Monday, May 12, 2025
On doing enough
Monday, May 5, 2025
I thought the deluge of friends leaving the faith might slow down in my thirties, but it has not. Whereas in my twenties I felt a conviction that many of these souls would return after some time in the desert, in my thirties I am less sure.
I don't wish to generalize about people's reasons for leaving. There are many. They are painful. I think I can even say they are legitimate. It is a little bit like hearing about your friend's divorce; you don't wish it for them, but when it happens, it is not your job to comment on how it happened, only to comfort. (Also like hearing about your friend's divorce, privately you look at your own life and wonder, will it happen to me?)
One of my favorite praise songs when I was a youth was Hillsong's "None But Jesus." It echos the sentiment of Peter in John 6:68, a verse that has been my source of faith for many years, "To whom shall we go? Only You have the words of life." Truthfully, I don't usually enjoy the worship sets at the church we attend, but I was surprised this Sunday when we sang "None But Jesus" and the corporate participation brought me to tears.

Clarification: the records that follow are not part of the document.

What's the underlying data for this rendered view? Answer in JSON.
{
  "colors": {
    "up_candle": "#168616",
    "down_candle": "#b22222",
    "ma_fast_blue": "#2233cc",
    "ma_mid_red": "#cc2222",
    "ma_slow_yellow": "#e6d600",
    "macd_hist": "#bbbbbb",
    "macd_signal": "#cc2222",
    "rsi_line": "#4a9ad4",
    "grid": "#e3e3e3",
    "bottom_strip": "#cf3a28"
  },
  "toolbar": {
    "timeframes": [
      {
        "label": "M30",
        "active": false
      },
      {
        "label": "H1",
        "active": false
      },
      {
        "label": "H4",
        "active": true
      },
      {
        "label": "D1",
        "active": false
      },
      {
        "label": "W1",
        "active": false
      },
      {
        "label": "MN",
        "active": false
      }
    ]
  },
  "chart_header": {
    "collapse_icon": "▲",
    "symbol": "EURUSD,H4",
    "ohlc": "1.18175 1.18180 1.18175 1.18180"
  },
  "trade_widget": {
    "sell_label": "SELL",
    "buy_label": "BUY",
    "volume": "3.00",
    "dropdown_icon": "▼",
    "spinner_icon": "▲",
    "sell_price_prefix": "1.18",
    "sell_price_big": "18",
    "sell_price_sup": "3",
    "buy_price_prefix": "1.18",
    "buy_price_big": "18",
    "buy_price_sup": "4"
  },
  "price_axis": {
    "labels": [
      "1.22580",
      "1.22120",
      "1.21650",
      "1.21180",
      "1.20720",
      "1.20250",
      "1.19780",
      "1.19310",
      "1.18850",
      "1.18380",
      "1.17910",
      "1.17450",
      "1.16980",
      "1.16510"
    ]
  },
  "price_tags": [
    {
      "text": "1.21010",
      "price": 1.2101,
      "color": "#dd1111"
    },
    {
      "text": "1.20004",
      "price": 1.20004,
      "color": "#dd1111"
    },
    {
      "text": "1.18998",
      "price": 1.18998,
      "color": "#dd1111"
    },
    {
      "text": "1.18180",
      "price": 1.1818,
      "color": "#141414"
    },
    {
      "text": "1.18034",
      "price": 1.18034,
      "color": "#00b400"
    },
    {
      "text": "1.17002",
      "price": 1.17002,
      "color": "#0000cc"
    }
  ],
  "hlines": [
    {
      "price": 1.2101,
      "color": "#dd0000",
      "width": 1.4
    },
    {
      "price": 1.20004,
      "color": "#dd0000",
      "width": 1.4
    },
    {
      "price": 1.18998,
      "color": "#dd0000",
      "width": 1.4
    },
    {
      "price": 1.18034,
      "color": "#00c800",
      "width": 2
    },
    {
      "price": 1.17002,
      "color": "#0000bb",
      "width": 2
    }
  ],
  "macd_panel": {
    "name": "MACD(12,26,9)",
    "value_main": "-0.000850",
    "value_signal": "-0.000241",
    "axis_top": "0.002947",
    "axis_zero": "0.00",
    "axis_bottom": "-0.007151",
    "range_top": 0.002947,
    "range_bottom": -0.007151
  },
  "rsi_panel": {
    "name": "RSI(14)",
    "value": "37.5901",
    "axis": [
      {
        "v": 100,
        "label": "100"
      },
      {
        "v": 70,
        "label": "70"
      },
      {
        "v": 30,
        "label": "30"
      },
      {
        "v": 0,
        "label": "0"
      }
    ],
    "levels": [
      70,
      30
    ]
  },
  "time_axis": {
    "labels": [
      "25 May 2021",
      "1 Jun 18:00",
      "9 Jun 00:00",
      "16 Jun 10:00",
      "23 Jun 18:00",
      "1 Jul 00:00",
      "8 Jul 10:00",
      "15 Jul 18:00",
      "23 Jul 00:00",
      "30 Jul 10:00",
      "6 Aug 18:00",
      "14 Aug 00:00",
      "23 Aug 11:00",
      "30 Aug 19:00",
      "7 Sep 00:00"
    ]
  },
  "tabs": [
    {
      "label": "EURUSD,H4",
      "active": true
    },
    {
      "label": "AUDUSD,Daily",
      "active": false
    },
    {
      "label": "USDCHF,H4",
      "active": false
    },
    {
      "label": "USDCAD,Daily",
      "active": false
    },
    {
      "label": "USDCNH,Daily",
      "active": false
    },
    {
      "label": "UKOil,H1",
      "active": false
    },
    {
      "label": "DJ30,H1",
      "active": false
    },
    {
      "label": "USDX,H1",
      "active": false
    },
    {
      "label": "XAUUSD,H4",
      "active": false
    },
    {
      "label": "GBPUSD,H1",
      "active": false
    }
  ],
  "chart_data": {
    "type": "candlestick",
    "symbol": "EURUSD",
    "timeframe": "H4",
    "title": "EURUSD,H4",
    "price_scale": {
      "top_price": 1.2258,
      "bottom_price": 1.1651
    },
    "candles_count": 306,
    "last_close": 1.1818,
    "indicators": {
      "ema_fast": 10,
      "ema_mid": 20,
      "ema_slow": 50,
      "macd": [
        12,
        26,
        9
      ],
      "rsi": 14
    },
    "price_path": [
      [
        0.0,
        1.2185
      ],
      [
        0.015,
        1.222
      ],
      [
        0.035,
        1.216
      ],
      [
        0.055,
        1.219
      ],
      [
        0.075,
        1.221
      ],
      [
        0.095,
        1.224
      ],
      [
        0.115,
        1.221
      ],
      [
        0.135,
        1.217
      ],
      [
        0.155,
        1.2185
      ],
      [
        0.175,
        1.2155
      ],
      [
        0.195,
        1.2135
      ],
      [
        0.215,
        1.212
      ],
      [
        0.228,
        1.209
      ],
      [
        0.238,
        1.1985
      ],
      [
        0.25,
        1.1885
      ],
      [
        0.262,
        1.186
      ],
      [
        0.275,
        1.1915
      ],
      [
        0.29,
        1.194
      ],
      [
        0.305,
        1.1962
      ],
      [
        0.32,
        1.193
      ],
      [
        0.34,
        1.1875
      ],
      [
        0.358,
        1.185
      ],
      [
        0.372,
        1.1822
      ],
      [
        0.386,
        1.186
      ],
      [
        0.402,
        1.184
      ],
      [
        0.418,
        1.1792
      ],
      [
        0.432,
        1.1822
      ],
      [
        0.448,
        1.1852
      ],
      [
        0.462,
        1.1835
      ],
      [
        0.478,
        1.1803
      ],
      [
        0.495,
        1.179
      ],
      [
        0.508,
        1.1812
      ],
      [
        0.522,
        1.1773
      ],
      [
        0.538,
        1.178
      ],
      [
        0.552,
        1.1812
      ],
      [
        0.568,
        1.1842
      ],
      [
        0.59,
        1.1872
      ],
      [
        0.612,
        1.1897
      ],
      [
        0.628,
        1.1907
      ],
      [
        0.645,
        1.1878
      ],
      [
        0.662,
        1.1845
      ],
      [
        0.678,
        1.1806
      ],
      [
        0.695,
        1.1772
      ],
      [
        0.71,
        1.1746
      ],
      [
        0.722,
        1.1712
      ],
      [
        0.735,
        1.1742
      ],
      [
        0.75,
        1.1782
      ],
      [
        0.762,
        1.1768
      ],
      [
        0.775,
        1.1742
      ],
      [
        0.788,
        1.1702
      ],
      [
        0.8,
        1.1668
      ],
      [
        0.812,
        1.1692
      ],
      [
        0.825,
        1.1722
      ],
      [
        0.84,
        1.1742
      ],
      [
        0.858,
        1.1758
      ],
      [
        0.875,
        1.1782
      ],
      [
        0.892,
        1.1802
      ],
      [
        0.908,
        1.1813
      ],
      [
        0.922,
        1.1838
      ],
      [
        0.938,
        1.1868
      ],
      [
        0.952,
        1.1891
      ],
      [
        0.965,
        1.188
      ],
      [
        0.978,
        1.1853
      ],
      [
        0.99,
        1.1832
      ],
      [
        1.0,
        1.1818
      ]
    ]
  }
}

Singing that song I remembered praise nights in the sanctuary of my church growing up, I remembered kneeling at a wooden cross at the YWAM base in San Francisco, I remembered lifting hands in a stadium of 16,000 other people at Urbana, I remembered crying myself to sleep in my bed as a teen. So many flashes of what my faith meant to me then, and how Jesus was near to my heart.
For many of my peers who have since let go of their faith, these kinds of flashbacks are bitter for them. Things look different for them looking back without the filter of faith. They remember feeling controlled, manipulated. The words are dry. The music is parched. I can understand a little, I think, because I have had seasons where I have felt something similar.
But in that moment, for me, I was struck by what a gift it is to have these memories to minister to my heart. The investments of my parents, my youth leaders, ministry leaders, prayer warriors, my own investments, they were deposits in my bank of faith that are continuing to nourish my heart in times of sadness, frustration, and distance. What mercy this is!